GitLab Oracle | Devpost

Inspiration

Every developer has stared at a cryptic piece of legacy code and wondered, "Why was this built this way?" — afraid to touch it, afraid to leave it. This is Chesterton's Fence: the principle that you should never remove something until you understand why it was put there. Studies show developers spend 3-5 hours per week investigating legacy code, and 68% report uncertainty when modifying it. The result is a lose-lose — leave bad code alone and accumulate invisible technical debt, or change it blindly and risk production incidents.

We built GitLab Oracle to break this cycle.

What it does

GitLab Oracle is a RAG-powered semantic search engine that reconstructs the why behind your code. It ingests your GitLab project's complete history — merged MRs, code review discussions, commit messages, and linked issues — and makes it instantly searchable with natural language queries.
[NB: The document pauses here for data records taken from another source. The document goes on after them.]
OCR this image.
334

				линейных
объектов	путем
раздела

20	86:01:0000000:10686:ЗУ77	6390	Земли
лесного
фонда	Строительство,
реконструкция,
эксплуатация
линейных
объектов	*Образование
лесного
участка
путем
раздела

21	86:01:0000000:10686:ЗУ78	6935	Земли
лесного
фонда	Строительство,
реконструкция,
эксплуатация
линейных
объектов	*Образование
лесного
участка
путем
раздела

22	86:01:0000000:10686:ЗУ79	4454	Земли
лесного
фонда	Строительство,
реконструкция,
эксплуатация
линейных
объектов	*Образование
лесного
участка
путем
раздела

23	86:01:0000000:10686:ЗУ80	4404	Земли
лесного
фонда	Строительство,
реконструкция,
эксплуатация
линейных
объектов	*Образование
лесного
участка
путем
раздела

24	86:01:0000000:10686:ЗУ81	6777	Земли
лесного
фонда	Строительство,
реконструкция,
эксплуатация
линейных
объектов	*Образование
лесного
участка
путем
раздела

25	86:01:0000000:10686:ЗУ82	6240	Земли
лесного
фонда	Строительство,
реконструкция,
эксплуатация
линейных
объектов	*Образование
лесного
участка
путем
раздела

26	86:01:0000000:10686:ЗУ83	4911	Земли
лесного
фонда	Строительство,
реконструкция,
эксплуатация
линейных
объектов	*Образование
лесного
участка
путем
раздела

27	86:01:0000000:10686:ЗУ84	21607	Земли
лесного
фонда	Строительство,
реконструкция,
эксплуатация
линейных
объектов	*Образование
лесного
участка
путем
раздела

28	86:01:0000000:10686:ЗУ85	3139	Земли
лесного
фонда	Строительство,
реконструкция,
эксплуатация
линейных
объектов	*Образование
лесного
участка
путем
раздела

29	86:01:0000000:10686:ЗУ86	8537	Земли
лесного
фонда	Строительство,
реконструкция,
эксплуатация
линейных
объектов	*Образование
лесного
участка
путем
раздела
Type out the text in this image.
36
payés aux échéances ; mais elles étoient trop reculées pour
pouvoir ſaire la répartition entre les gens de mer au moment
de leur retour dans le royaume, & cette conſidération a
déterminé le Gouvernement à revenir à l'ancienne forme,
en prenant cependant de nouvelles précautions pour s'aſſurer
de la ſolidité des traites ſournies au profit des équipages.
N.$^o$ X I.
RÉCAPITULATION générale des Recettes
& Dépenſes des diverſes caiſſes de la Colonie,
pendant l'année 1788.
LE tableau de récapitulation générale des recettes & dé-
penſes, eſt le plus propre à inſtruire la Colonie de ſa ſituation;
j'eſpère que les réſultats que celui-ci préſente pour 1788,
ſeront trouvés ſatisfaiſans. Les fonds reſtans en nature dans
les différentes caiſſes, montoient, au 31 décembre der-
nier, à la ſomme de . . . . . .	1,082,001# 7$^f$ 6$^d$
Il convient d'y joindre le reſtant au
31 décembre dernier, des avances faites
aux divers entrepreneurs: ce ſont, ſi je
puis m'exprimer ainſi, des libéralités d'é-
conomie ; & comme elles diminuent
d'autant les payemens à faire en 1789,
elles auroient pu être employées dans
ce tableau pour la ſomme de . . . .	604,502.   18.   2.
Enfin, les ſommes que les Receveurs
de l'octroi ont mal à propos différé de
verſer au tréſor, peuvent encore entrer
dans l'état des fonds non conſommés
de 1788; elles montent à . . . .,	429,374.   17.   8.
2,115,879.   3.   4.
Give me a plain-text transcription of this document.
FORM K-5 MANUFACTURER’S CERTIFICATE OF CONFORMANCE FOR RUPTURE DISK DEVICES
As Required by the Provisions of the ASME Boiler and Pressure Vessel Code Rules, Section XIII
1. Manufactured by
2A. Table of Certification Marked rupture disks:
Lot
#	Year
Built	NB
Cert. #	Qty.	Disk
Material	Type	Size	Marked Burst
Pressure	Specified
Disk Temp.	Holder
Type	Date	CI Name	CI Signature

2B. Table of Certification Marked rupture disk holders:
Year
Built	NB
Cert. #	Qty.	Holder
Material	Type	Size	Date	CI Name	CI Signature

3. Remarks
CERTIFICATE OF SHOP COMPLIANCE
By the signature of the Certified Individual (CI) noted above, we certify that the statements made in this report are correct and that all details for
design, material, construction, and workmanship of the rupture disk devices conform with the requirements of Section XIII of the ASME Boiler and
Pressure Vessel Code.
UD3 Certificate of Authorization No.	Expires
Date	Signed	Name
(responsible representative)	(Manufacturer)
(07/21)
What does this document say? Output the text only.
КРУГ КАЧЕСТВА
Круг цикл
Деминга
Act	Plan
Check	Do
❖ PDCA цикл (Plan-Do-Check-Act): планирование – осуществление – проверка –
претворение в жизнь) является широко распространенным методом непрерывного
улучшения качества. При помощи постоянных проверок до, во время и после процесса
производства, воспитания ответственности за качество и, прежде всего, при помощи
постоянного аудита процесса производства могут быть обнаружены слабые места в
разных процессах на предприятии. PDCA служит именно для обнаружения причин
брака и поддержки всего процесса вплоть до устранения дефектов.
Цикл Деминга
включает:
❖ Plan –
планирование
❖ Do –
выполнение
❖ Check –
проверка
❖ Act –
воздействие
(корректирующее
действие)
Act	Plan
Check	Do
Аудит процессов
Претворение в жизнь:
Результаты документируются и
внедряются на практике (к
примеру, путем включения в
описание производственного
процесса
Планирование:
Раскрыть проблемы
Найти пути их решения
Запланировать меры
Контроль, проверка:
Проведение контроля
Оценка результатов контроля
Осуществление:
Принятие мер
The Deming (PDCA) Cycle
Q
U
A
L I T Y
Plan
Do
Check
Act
Ask "Why was the auth timeout set to 30 seconds?" and get a cited answer pulled directly from the MR discussion where that decision was made.

How we built it

We designed a three-stage pipeline:

Ingestion — A job fetches merged MRs and linked issues via the GitLab API, chunks content into semantic units (512 tokens max), and generates embeddings using all-mpnet-base-v2 sentence transformers. A pool of 5-10 async workers handles concurrent processing with rate limiting.
Storage & Search — Chunks and their 768-dimensional embeddings are stored in PostgreSQL with the pgvector extension. Queries are embedded at search time and matched via cosine similarity. A multi-factor ranker scores results by similarity (40%), recency (20%), discussion depth (20%), source type (10%), and resolution state (10%).
Delivery — Results are served through a FastAPI REST API. The server APIs integrate natively with AI coding tools like Claude Code, Cursor, and GitLab Duo Workflows — putting historical context right where developers need it.

Challenges we ran into

Rate limiting at scale — GitLab's API has strict rate limits. We implemented exponential backoff with thread-safe rate limiting to stay within bounds while processing thousands of MRs.
Chunk quality — Naive text splitting lost context across chunk boundaries. We iterated on token-aware chunking that preserves semantic coherence within the 512-token window.
Ranking relevance — Pure vector similarity surfaced old, irrelevant results. Adding recency, discussion depth, and source-type weighting dramatically improved answer quality.
Agent search loops — Early MCP agent prompts caused AI clients to loop endlessly through search results. We tightened the prompt to prevent this.

What we learned

The biggest insight was that the most valuable engineering knowledge isn't in the code — it's in the conversations around the code. MR discussions, review comments, and issue threads contain the reasoning, trade-offs, and constraints that shaped every decision. By making this searchable, we turned tribal knowledge into institutional memory.